One reason that a Grand Canyon trip looms atop so many bucket lists is sheer length, both in mileage (277 from Lees Ferry to the Grand Wash Cliffs) and in river days (up to 27 on private winter trips). For a few paddlers, however, traversing the canyon as quickly as possible is an irresistible challenge. The Rigg brothers’ 1951 descent in a cataract-style wooden row boat was the first Grand Canyon speed run, setting the bar at just shy of 53 hours. In 2012, Harlan Taney’s sea kayak attempt (aborted after an elbow-injuring flip in Grapevine Rapid) revived the race to establish a new record. As rumors mill of another non-stop attempt this season, we highlight the canyon’s greatest benchmarks for speed.
Above photo: Brown Town. Kenton Grua during a more relaxed run of Crystal Rapid in 1974. Photo from John Blaustein’s ‘The Hidden Canyon’
PADDLERS: George Flavell and Ramon Montez
CRAFT: Open skiff
TIME: 13 days
Making a 13-day Grand Canyon run is a bit rushed by today’s standards, but in the late 19th century, it was record setting. As beaver trappers, Flavell and Montez were the first to run the canyon free from the scientific or surveying agendas of previous expeditions. They were also innovative boatmen, rowing the rapids facing downstream instead of pulling their way through for speed. River historian Tom Martin calls them “The Cheech and Chong of Grand Canyon history,” noting how, after an arduous portage of Soap Creek and decision to run every rapid downstream, the duo also made the first descent of Lava Falls.
YEAR: Late 1970s
PADDLERS: Fletcher Anderson
CRAFT: Fiberglass wildwater boat
TIME: ~ 49 hours
The date is debated. The feat is not. Fletcher Anderson, a Southwest kayak pioneer, made a full solo descent of the Grand in just over 49 hours with no sat-phone, no GPS tracker, no support crew. Walter Kirschbaum had set the solo-paddling speed record—and notched the canyon’s first complete kayak descent—in 1960. Paddling a wildwater racing kayak, Anderson made the run in less than half Kirschbaum’s time, finishing, as family legend has it, with his forearms so inflamed he had to cut off his paddling jacket.

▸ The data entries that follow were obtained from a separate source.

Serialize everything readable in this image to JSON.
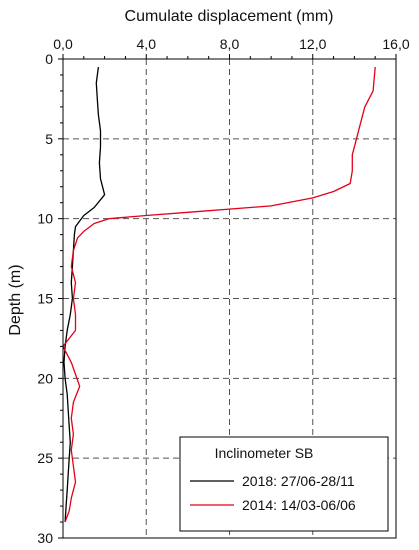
{
  "chart_data": {
    "type": "line",
    "orientation": "vertical-depth-profile",
    "xlabel": "Cumulate displacement (mm)",
    "ylabel": "Depth (m)",
    "xlim": [
      0,
      16
    ],
    "ylim": [
      0,
      30
    ],
    "y_inverted": true,
    "x_ticks": [
      0,
      4,
      8,
      12,
      16
    ],
    "x_tick_labels": [
      "0,0",
      "4,0",
      "8,0",
      "12,0",
      "16,0"
    ],
    "y_ticks": [
      0,
      5,
      10,
      15,
      20,
      25,
      30
    ],
    "y_tick_labels": [
      "0",
      "5",
      "10",
      "15",
      "20",
      "25",
      "30"
    ],
    "grid": true,
    "grid_style": "dashed",
    "legend": {
      "title": "Inclinometer SB",
      "position": "bottom-right"
    },
    "series": [
      {
        "name": "2018: 27/06-28/11",
        "color": "#000000",
        "points": [
          [
            1.7,
            0.5
          ],
          [
            1.6,
            1.5
          ],
          [
            1.65,
            2.5
          ],
          [
            1.7,
            3.5
          ],
          [
            1.8,
            4.5
          ],
          [
            1.8,
            5.5
          ],
          [
            1.75,
            6.5
          ],
          [
            1.8,
            7.5
          ],
          [
            2.0,
            8.5
          ],
          [
            1.5,
            9.3
          ],
          [
            1.0,
            9.8
          ],
          [
            0.6,
            10.5
          ],
          [
            0.55,
            11.0
          ],
          [
            0.5,
            12.0
          ],
          [
            0.45,
            13.0
          ],
          [
            0.4,
            14.0
          ],
          [
            0.45,
            15.0
          ],
          [
            0.35,
            16.0
          ],
          [
            0.2,
            17.0
          ],
          [
            0.1,
            18.0
          ],
          [
            0.05,
            19.0
          ],
          [
            0.1,
            20.0
          ],
          [
            0.2,
            21.0
          ],
          [
            0.25,
            22.0
          ],
          [
            0.3,
            23.0
          ],
          [
            0.35,
            24.0
          ],
          [
            0.3,
            25.0
          ],
          [
            0.25,
            26.0
          ],
          [
            0.2,
            27.0
          ],
          [
            0.15,
            28.0
          ],
          [
            0.1,
            29.0
          ]
        ]
      },
      {
        "name": "2014: 14/03-06/06",
        "color": "#e3001b",
        "points": [
          [
            15.0,
            0.5
          ],
          [
            14.9,
            2.0
          ],
          [
            14.5,
            3.0
          ],
          [
            14.3,
            4.0
          ],
          [
            14.1,
            5.0
          ],
          [
            13.9,
            6.0
          ],
          [
            13.9,
            7.0
          ],
          [
            13.8,
            7.8
          ],
          [
            13.0,
            8.3
          ],
          [
            12.0,
            8.7
          ],
          [
            10.0,
            9.2
          ],
          [
            6.0,
            9.6
          ],
          [
            4.0,
            9.8
          ],
          [
            2.2,
            10.0
          ],
          [
            1.5,
            10.3
          ],
          [
            1.0,
            10.8
          ],
          [
            0.7,
            11.2
          ],
          [
            0.5,
            12.0
          ],
          [
            0.4,
            13.0
          ],
          [
            0.6,
            14.0
          ],
          [
            0.5,
            15.0
          ],
          [
            0.6,
            16.0
          ],
          [
            0.6,
            17.0
          ],
          [
            0.0,
            18.0
          ],
          [
            0.4,
            19.0
          ],
          [
            0.8,
            20.5
          ],
          [
            0.5,
            21.5
          ],
          [
            0.4,
            22.5
          ],
          [
            0.5,
            23.5
          ],
          [
            0.4,
            24.5
          ],
          [
            0.5,
            25.5
          ],
          [
            0.6,
            26.5
          ],
          [
            0.4,
            27.5
          ],
          [
            0.3,
            28.3
          ],
          [
            0.1,
            29.0
          ]
        ]
      }
    ]
  }
}
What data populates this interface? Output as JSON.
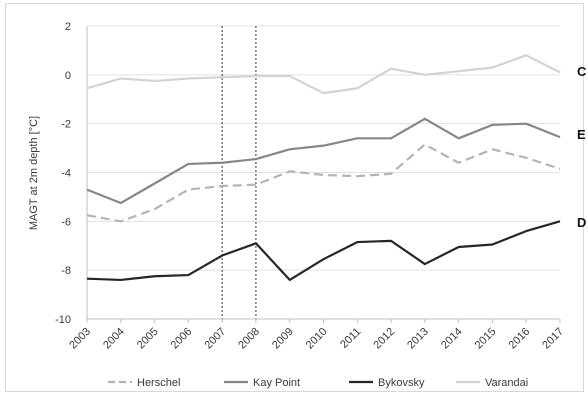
{
  "chart_data": {
    "type": "line",
    "ylabel": "MAGT at 2m depth [°C]",
    "xlabel": "",
    "ylim": [
      -10,
      2
    ],
    "yticks": [
      2,
      0,
      -2,
      -4,
      -6,
      -8,
      -10
    ],
    "x": [
      "2003",
      "2004",
      "2005",
      "2006",
      "2007",
      "2008",
      "2009",
      "2010",
      "2011",
      "2012",
      "2013",
      "2014",
      "2015",
      "2016",
      "2017"
    ],
    "grid": true,
    "legend_position": "bottom",
    "reference_lines_at": [
      "2007",
      "2008"
    ],
    "series": [
      {
        "name": "Herschel",
        "color": "#b4b4b4",
        "dash": true,
        "values": [
          -5.75,
          -6.0,
          -5.5,
          -4.7,
          -4.55,
          -4.5,
          -3.95,
          -4.1,
          -4.15,
          -4.05,
          -2.85,
          -3.6,
          -3.05,
          -3.4,
          -3.85
        ]
      },
      {
        "name": "Kay Point",
        "color": "#878787",
        "dash": false,
        "values": [
          -4.7,
          -5.25,
          -4.45,
          -3.65,
          -3.6,
          -3.45,
          -3.05,
          -2.9,
          -2.6,
          -2.6,
          -1.8,
          -2.6,
          -2.05,
          -2.0,
          -2.55
        ]
      },
      {
        "name": "Bykovsky",
        "color": "#262626",
        "dash": false,
        "values": [
          -8.35,
          -8.4,
          -8.25,
          -8.2,
          -7.4,
          -6.9,
          -8.4,
          -7.55,
          -6.85,
          -6.8,
          -7.75,
          -7.05,
          -6.95,
          -6.4,
          -6.0
        ]
      },
      {
        "name": "Varandai",
        "color": "#d3d3d3",
        "dash": false,
        "values": [
          -0.55,
          -0.15,
          -0.25,
          -0.15,
          -0.1,
          -0.05,
          -0.05,
          -0.75,
          -0.55,
          0.25,
          0.0,
          0.15,
          0.3,
          0.8,
          0.1
        ]
      }
    ],
    "edge_labels": [
      "C",
      "E",
      "D"
    ]
  }
}
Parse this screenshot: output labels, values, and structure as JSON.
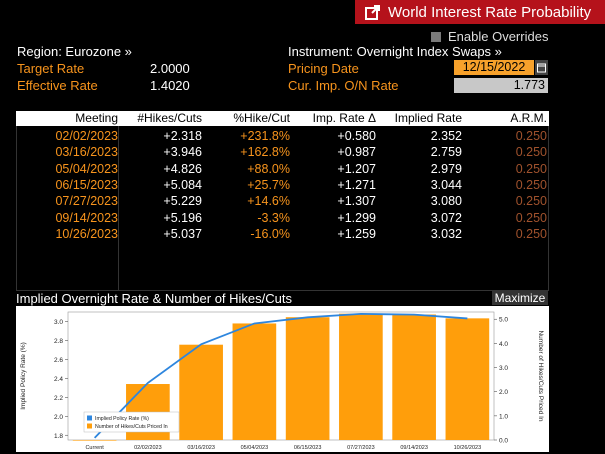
{
  "window": {
    "title": "World Interest Rate Probability"
  },
  "overrides": {
    "label": "Enable Overrides"
  },
  "region": {
    "label": "Region: Eurozone »"
  },
  "instrument": {
    "label": "Instrument: Overnight Index Swaps »"
  },
  "target_rate": {
    "label": "Target Rate",
    "value": "2.0000"
  },
  "effective_rate": {
    "label": "Effective Rate",
    "value": "1.4020"
  },
  "pricing_date": {
    "label": "Pricing Date",
    "value": "12/15/2022"
  },
  "cur_imp": {
    "label": "Cur. Imp. O/N Rate",
    "value": "1.773"
  },
  "table": {
    "headers": [
      "Meeting",
      "#Hikes/Cuts",
      "%Hike/Cut",
      "Imp. Rate Δ",
      "Implied Rate",
      "A.R.M."
    ],
    "rows": [
      [
        "02/02/2023",
        "+2.318",
        "+231.8%",
        "+0.580",
        "2.352",
        "0.250"
      ],
      [
        "03/16/2023",
        "+3.946",
        "+162.8%",
        "+0.987",
        "2.759",
        "0.250"
      ],
      [
        "05/04/2023",
        "+4.826",
        "+88.0%",
        "+1.207",
        "2.979",
        "0.250"
      ],
      [
        "06/15/2023",
        "+5.084",
        "+25.7%",
        "+1.271",
        "3.044",
        "0.250"
      ],
      [
        "07/27/2023",
        "+5.229",
        "+14.6%",
        "+1.307",
        "3.080",
        "0.250"
      ],
      [
        "09/14/2023",
        "+5.196",
        "-3.3%",
        "+1.299",
        "3.072",
        "0.250"
      ],
      [
        "10/26/2023",
        "+5.037",
        "-16.0%",
        "+1.259",
        "3.032",
        "0.250"
      ]
    ]
  },
  "chart": {
    "header_title": "Implied Overnight Rate & Number of Hikes/Cuts",
    "maximize_label": "Maximize"
  },
  "chart_data": {
    "type": "bar",
    "categories": [
      "Current",
      "02/02/2023",
      "03/16/2023",
      "05/04/2023",
      "06/15/2023",
      "07/27/2023",
      "09/14/2023",
      "10/26/2023"
    ],
    "series": [
      {
        "name": "Implied Policy Rate (%)",
        "type": "line",
        "axis": "left",
        "values": [
          1.773,
          2.352,
          2.759,
          2.979,
          3.044,
          3.08,
          3.072,
          3.032
        ]
      },
      {
        "name": "Number of Hikes/Cuts Priced In",
        "type": "bar",
        "axis": "right",
        "values": [
          0,
          2.318,
          3.946,
          4.826,
          5.084,
          5.229,
          5.196,
          5.037
        ]
      }
    ],
    "ylabel": "Implied Policy Rate (%)",
    "y2label": "Number of Hikes/Cuts Priced In",
    "ylim": [
      1.75,
      3.1
    ],
    "y2lim": [
      0,
      5.3
    ],
    "yticks": [
      "1.8",
      "2.0",
      "2.2",
      "2.4",
      "2.6",
      "2.8",
      "3.0"
    ],
    "y2ticks": [
      "0.0",
      "1.0",
      "2.0",
      "3.0",
      "4.0",
      "5.0"
    ],
    "legend_position": "bottom-left",
    "colors": {
      "line": "#2e86de",
      "bar": "#ff9e0b"
    }
  }
}
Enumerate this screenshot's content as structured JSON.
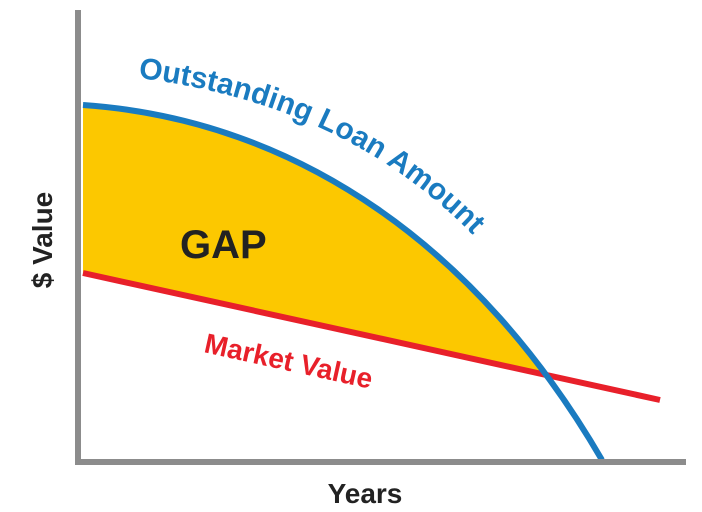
{
  "curves": {
    "loan": "Outstanding Loan Amount",
    "market": "Market Value",
    "gap": "GAP"
  },
  "axes": {
    "y_label": "$ Value",
    "x_label": "Years"
  }
}
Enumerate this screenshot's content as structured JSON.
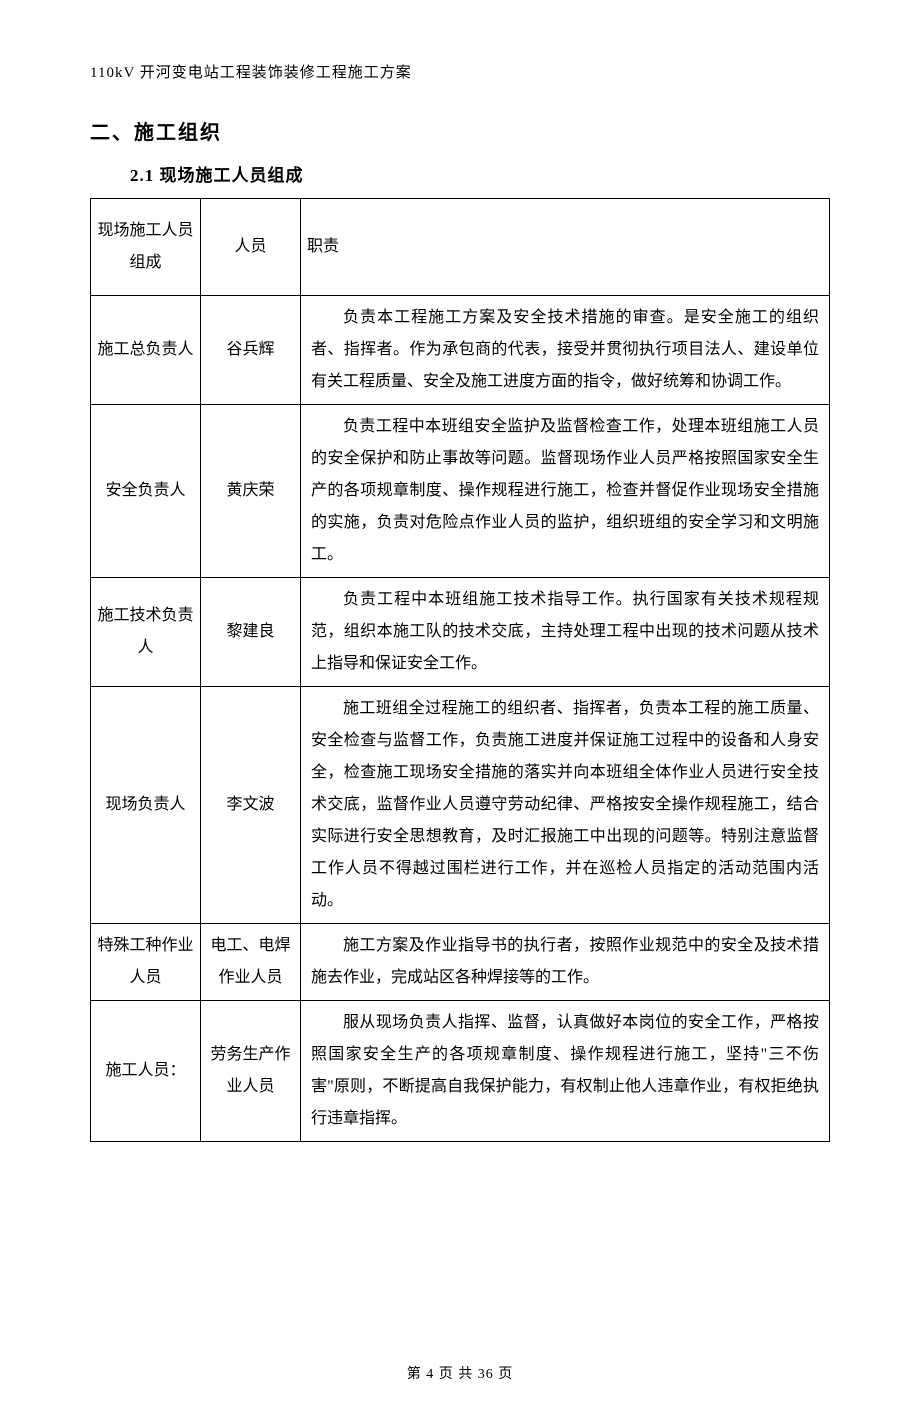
{
  "header": {
    "text": "110kV 开河变电站工程装饰装修工程施工方案"
  },
  "section": {
    "title": "二、施工组织",
    "subsection": "2.1 现场施工人员组成"
  },
  "table": {
    "headers": {
      "col1": "现场施工人员组成",
      "col2": "人员",
      "col3": "职责"
    },
    "rows": [
      {
        "role": "施工总负责人",
        "person": "谷兵辉",
        "duty": "负责本工程施工方案及安全技术措施的审查。是安全施工的组织者、指挥者。作为承包商的代表，接受并贯彻执行项目法人、建设单位有关工程质量、安全及施工进度方面的指令，做好统筹和协调工作。"
      },
      {
        "role": "安全负责人",
        "person": "黄庆荣",
        "duty": "负责工程中本班组安全监护及监督检查工作，处理本班组施工人员的安全保护和防止事故等问题。监督现场作业人员严格按照国家安全生产的各项规章制度、操作规程进行施工，检查并督促作业现场安全措施的实施，负责对危险点作业人员的监护，组织班组的安全学习和文明施工。"
      },
      {
        "role": "施工技术负责人",
        "person": "黎建良",
        "duty": "负责工程中本班组施工技术指导工作。执行国家有关技术规程规范，组织本施工队的技术交底，主持处理工程中出现的技术问题从技术上指导和保证安全工作。"
      },
      {
        "role": "现场负责人",
        "person": "李文波",
        "duty": "施工班组全过程施工的组织者、指挥者，负责本工程的施工质量、安全检查与监督工作，负责施工进度并保证施工过程中的设备和人身安全，检查施工现场安全措施的落实并向本班组全体作业人员进行安全技术交底，监督作业人员遵守劳动纪律、严格按安全操作规程施工，结合实际进行安全思想教育，及时汇报施工中出现的问题等。特别注意监督工作人员不得越过围栏进行工作，并在巡检人员指定的活动范围内活动。"
      },
      {
        "role": "特殊工种作业人员",
        "person": "电工、电焊作业人员",
        "duty": "施工方案及作业指导书的执行者，按照作业规范中的安全及技术措施去作业，完成站区各种焊接等的工作。"
      },
      {
        "role": "施工人员：",
        "person": "劳务生产作业人员",
        "duty": "服从现场负责人指挥、监督，认真做好本岗位的安全工作，严格按照国家安全生产的各项规章制度、操作规程进行施工，坚持\"三不伤害\"原则，不断提高自我保护能力，有权制止他人违章作业，有权拒绝执行违章指挥。"
      }
    ]
  },
  "footer": {
    "text": "第 4 页 共 36 页"
  }
}
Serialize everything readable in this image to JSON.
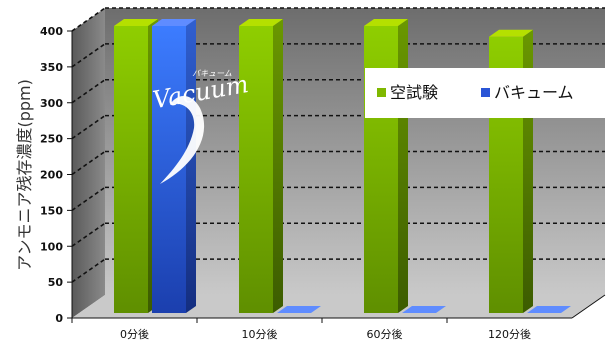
{
  "chart_data": {
    "type": "bar",
    "ylabel": "アンモニア残存濃度(ppm)",
    "categories": [
      "0分後",
      "10分後",
      "60分後",
      "120分後"
    ],
    "ylim": [
      0,
      400
    ],
    "yticks": [
      0,
      50,
      100,
      150,
      200,
      250,
      300,
      350,
      400
    ],
    "grid": true,
    "legend_position": "upper-right",
    "series": [
      {
        "name": "空試験",
        "color": "#7fb800",
        "values": [
          400,
          400,
          400,
          385
        ]
      },
      {
        "name": "バキューム",
        "color": "#2a55d6",
        "values": [
          400,
          0,
          0,
          0
        ]
      }
    ],
    "annotation": {
      "text": "Vacuum",
      "ruby": "バキューム"
    }
  }
}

PADDLERS: Kenton Grua, Rudi Petschek, and Steve Reynolds
CRAFT: Wooden dory
TIME: 36 hours, 38 minutes
The legend of The Emerald Mile’s flood-stage speed run survived around campfires and guide houses until it was immortalized in Kevin Fedarko’s 2014 book of the same name. Taking turns rowing through the night on a surge of over 70,000 cfs—a flow which has not been matched since—the three boatmen evaded park service authorities to make the fabled run. They narrowly averted disaster after flipping in Crystal Rapid. If kayakers should ever beat their non-motorized record, which has stood for more than 30 years, it won’t make this feat any less impressive.
PADDLERS: John Weisheit, John Williams, and Clyde Deal
CRAFT: Motorized rigid inflatable
TIME: 35 hours, 43 minutes
In the summer of 1993, a trio of boatmen from Moab, Utah, ran the length of the canyon in a rigid inflatable sport boat. After damaging their 50-hp motor in Bedrock Rapid, they happened across none other than river guide Kenton Grua, who’d set the speed record in The Emerald Mile 10 years earlier. Grua helped repair the motor and the crew went on to beat the dory’s time by 55 minutes.
PADDLERS: Ben Orkin and Harrison Rea
CRAFT: Epic 18X sea kayaks
TIME: 37 hours and 48 minutes
As night fell on January 6, Ben Orkin and Harrison Rea launched a pair of 18-foot Kevlar-reinforced sea kayaks with bow-mounted ATV headlights. After the first night, they were on track for a 36-hour descent—until a morning run through the incarnation of the same hole in Crystal that flipped The Emerald Mile. Rea cartwheeled several times and cracked his hull. “We probably lost an hour and a half total to repairs,” says Orkin, who was shaken but unbroken. Despite baseline winter flows and minimal daylight, Orkin survived a terrifying run of Lava Falls that night to finish slightly ahead of Rea and claim the canyon’s fastest kayak time.